Le gouvernement des Émirats arabes unis finance désormais Bitcoin qui exploiteront les importantes réserves de gaz naturel du pays. CZ , filiale de Binance , a indiqué sur les réseaux sociaux que les Émirats arabes unis minent Bitcoin « depuis un certain temps ».
Les gouvernements de pays comme le Japon, le Salvador et la Russie soutiennent déjà Bitcoin Le secteur minier et, selon de récents rapports, les Émirats arabes unis ont rejoint ces rangs.
Le gouvernement des Émirats arabes unis est-il impliqué dans le minage Bitcoin ?
Les Émirats arabes unis ont rejoint la liste des pays ayant opté pour le Bitcoin , d'après de récentes annonces circulant sur les réseaux sociaux.
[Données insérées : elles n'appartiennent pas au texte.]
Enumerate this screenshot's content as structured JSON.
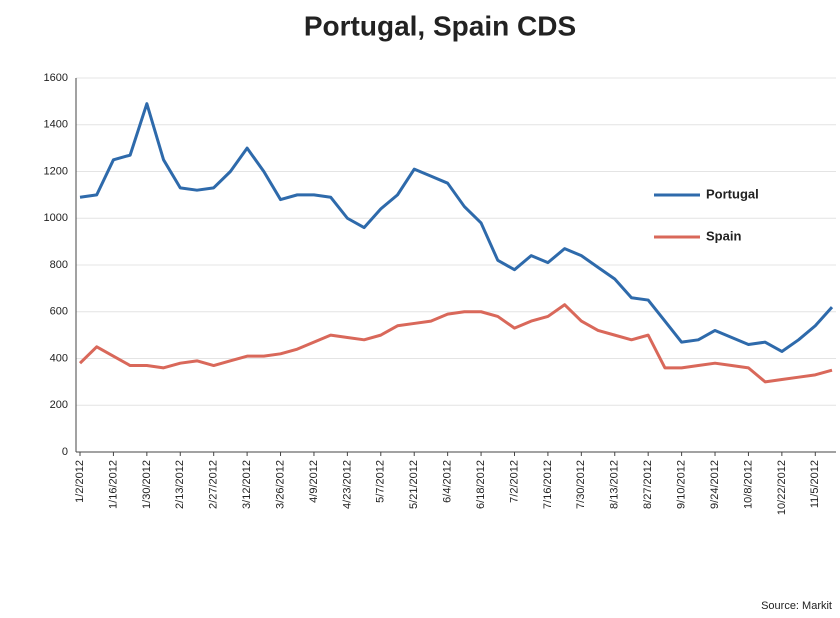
{
  "chart_data": {
    "type": "line",
    "title": "Portugal, Spain CDS",
    "source": "Source: Markit",
    "categories": [
      "1/2/2012",
      null,
      "1/16/2012",
      null,
      "1/30/2012",
      null,
      "2/13/2012",
      null,
      "2/27/2012",
      null,
      "3/12/2012",
      null,
      "3/26/2012",
      null,
      "4/9/2012",
      null,
      "4/23/2012",
      null,
      "5/7/2012",
      null,
      "5/21/2012",
      null,
      "6/4/2012",
      null,
      "6/18/2012",
      null,
      "7/2/2012",
      null,
      "7/16/2012",
      null,
      "7/30/2012",
      null,
      "8/13/2012",
      null,
      "8/27/2012",
      null,
      "9/10/2012",
      null,
      "9/24/2012",
      null,
      "10/8/2012",
      null,
      "10/22/2012",
      null,
      "11/5/2012",
      null
    ],
    "series": [
      {
        "name": "Portugal",
        "color": "#2e6aab",
        "values": [
          1090,
          1100,
          1250,
          1270,
          1490,
          1250,
          1130,
          1120,
          1130,
          1200,
          1300,
          1200,
          1080,
          1100,
          1100,
          1090,
          1000,
          960,
          1040,
          1100,
          1210,
          1180,
          1150,
          1050,
          980,
          820,
          780,
          840,
          810,
          870,
          840,
          790,
          740,
          660,
          650,
          560,
          470,
          480,
          520,
          490,
          460,
          470,
          430,
          480,
          540,
          620
        ]
      },
      {
        "name": "Spain",
        "color": "#d9685a",
        "values": [
          380,
          450,
          410,
          370,
          370,
          360,
          380,
          390,
          370,
          390,
          410,
          410,
          420,
          440,
          470,
          500,
          490,
          480,
          500,
          540,
          550,
          560,
          590,
          600,
          600,
          580,
          530,
          560,
          580,
          630,
          560,
          520,
          500,
          480,
          500,
          360,
          360,
          370,
          380,
          370,
          360,
          300,
          310,
          320,
          330,
          350
        ]
      }
    ],
    "ylim": [
      0,
      1600
    ],
    "yticks": [
      0,
      200,
      400,
      600,
      800,
      1000,
      1200,
      1400,
      1600
    ],
    "grid": true
  }
}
CZ, le fondateur de Binance , a réagi connaissance , c'est le cas depuis un certain temps
Arkham Intelligence a révélé en août 2025 que les Émirats arabes unis possédaient environ 6 300 à 6 450 Bitcoin d'une valeur de 700 millions de dollars, acquis grâce à des opérations de minage soutenues par l'État et menées par Citadel Mining.
Plutôt que de laisser les entreprises privées contrôler le secteur ou de tenter de le restreindre par la réglementation, le gouvernement des Émirats arabes unis choisit de participer directement aux opérations minières ou de les parrainer.
Toutefois, l'émirat d'Abu Dhabi a interdit le minage de cryptomonnaies sur les terres agricoles en septembre 2025 et a imposé des amendes pouvant atteindre 100 000 AED aux contrevenants afin de protéger les ressources énergétiques et les lois sur l'utilisation des terres.
Malgré cela, les Émirats arabes unis considèrent le minage Bitcoin comme une infrastructure nationale essentielle, au même titre que les centres de données, les réseaux de télécommunications ou les projets énergétiques.
L’actualité en provenance de Dubaï et d’Abu Dhabi ces dernières années a renforcé l’approche progressiste du pays en matière de réglementation du secteur des actifs numériques, entracles principales plateformes d’échange de cryptomonnaies et les entreprises de la blockchain, et en établissant des zones franches spécifiquement conçues pour les entreprises de cryptomonnaies.
Quels autres pays participent au minage Bitcoin ?
Le Salvador a adopté Bitcoin comme monnaie légale en 2021, et bien que cette décision ait été abrogée en 2025, le pays détient toujours 7 517 BTC. Il a extrait 474 BTC en trois ans grâce à l'énergie géothermique volcanique.
Le Bhoutan , petit royaume himalayen, a révélé en 2023 avoir commencé à miner secrètement Bitcoin en 2018 grâce à ses abondantes ressources hydroélectriques. Il en extrait entre 55 et 75 BTC par semaine et utilise les fonds pour financer les salaires des fonctionnaires et les services publics.
L'Éthiopie a conclu un accord avec des sociétés minières internationales pour exploiter leurs opérations minières grâce au surplus d'énergie hydroélectrique du pays.
L'Iran, le Japon et la Russie ont également mis en place des politiques favorables aux cryptomonnaies afin d'en tirer profit de différentes manières. L'Iran a légalisé le minage au niveau étatique en 2019 pour générer des revenus et financer ses importations dans un contexte de sanctions économiques. Le pays a fermé une centaine de fermes de minage illégales en 2015 et interdit périodiquement le minage, même légal, lors de crises énergétiques.
Le Japon a récemment lancé une exploitation minière subventionnée par l'État afin d'équilibrer son réseau électrique. En Russie, le gouvernement régional et les entreprises publiques de services publics de Sibérie alimentent leurs mines grâce à l'énergie hydroélectrique. Cependant, l'exploitation minière est actuellement interdite dans plusieurs régions de Russie en raison de préoccupations énergétiques.
Les projets miniers soutenus par l'État français sont encore au stade de projet et ne sont pas encore pleinement opérationnels, mais le pays entend utiliser son surplus d'énergie nucléaire pour alimenter ses activités. À titre de comparaison, la France produit plus de 70 % de son électricité grâce au nucléaire et pourrait générer entre 100 et 150 millions de dollars par an à partir d'un gigawatt de surplus d'énergie.